Scott: Any parent would be.

Dr. Gwynette: Yeah.

Jennifer: Yeah.

Dr. Gwynette: And we call that wandering or even elopement, that’s a thing in autism where children would wander off out of the home. Even though the parents are trying to keep an eye on them, you just can’t monitor someone 24/7.

Scott: There’s no amount of locks that can stop it.

Dr. Gwynette: And it can be dangerous with things like traffic and also people falling into lakes and drowning. So we rely on the police to help locate missing persons, and this was a very happy outcome. Thanks Jennifer. Go ahead, Chris, you’re going to say something?

Chris: I said it was good that they were able to get him back home.

Dr. Gwynette: Yeah. Yeah, absolutely, and then we’re going to go to another article now. Kyle, you have, I think, some really cool stuff to share with the audience.

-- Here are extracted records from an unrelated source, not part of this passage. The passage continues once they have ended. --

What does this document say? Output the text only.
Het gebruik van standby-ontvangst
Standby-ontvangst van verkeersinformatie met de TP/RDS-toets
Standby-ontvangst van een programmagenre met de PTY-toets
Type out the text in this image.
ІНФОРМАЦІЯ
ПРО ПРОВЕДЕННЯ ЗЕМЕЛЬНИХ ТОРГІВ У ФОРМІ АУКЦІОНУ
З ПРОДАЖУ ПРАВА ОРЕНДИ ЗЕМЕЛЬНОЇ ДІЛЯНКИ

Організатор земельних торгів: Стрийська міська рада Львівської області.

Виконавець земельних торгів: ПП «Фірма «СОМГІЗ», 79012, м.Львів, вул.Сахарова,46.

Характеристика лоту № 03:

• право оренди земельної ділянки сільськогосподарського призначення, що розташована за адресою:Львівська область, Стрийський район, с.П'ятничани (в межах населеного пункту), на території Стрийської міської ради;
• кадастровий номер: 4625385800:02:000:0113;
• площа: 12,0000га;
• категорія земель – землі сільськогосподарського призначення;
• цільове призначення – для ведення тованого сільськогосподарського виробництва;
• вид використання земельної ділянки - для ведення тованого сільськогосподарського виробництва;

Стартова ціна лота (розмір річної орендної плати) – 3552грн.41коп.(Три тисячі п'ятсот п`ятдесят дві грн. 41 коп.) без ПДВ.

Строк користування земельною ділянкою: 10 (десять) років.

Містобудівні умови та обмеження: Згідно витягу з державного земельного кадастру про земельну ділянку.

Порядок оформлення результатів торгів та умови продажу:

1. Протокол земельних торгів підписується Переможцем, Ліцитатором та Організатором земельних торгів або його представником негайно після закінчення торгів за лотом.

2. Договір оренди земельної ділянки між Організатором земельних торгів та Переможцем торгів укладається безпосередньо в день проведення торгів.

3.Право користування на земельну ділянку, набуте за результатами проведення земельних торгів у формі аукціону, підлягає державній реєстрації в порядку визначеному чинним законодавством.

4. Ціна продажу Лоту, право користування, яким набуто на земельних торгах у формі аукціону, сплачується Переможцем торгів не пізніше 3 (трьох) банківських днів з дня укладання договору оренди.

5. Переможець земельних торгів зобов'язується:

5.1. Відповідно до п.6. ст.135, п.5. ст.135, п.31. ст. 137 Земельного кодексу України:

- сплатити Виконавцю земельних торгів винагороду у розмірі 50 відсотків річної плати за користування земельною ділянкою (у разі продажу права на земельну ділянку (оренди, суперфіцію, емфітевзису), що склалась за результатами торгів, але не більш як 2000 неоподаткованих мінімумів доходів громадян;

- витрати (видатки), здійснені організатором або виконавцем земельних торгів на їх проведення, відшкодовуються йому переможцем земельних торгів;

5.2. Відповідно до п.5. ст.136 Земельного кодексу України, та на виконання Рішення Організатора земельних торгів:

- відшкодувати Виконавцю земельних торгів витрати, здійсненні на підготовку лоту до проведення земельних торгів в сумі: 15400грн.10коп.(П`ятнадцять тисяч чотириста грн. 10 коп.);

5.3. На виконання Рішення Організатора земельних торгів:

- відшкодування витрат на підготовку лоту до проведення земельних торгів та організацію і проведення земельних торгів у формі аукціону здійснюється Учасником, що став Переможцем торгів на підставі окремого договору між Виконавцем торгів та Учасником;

Kyle: Yeah. I looked up … with your help doctor, when I looked up an article for friends, I guess you could call them, that live in … if the laptop would work with me here. There we are. All right … for friends who live near a place called Renfrewshire. They teamed up for an online festival to get people all over their county to dance in their living rooms to raise cash for autism.

Dr. Gwynette: Cool.

Jennifer: Oh, nice.

Scott: Okay. So [crosstalk 00:22:51]?

Kyle: They started a Facebook live event doing this, which thousands of people all over the area saw and helped to raise money for a … I guess it’s a nonprofit. I’m not sure. It’s called Always Included.

Chris: Oh, yes.

Dr. Gwynette: Yeah, isn’t that cool? So they got four DJs in the UK that said, “You know what? We can’t have a concert. So we’re going to have people rave at home and raise money for autism.” What was the amount, Kyle?

Kyle: It was 2000 British pounds, which equivalent comes out to about 2,509 US dollars.

Jennifer: Dang, nice.

Kyle: It went to the center that they are helping to build.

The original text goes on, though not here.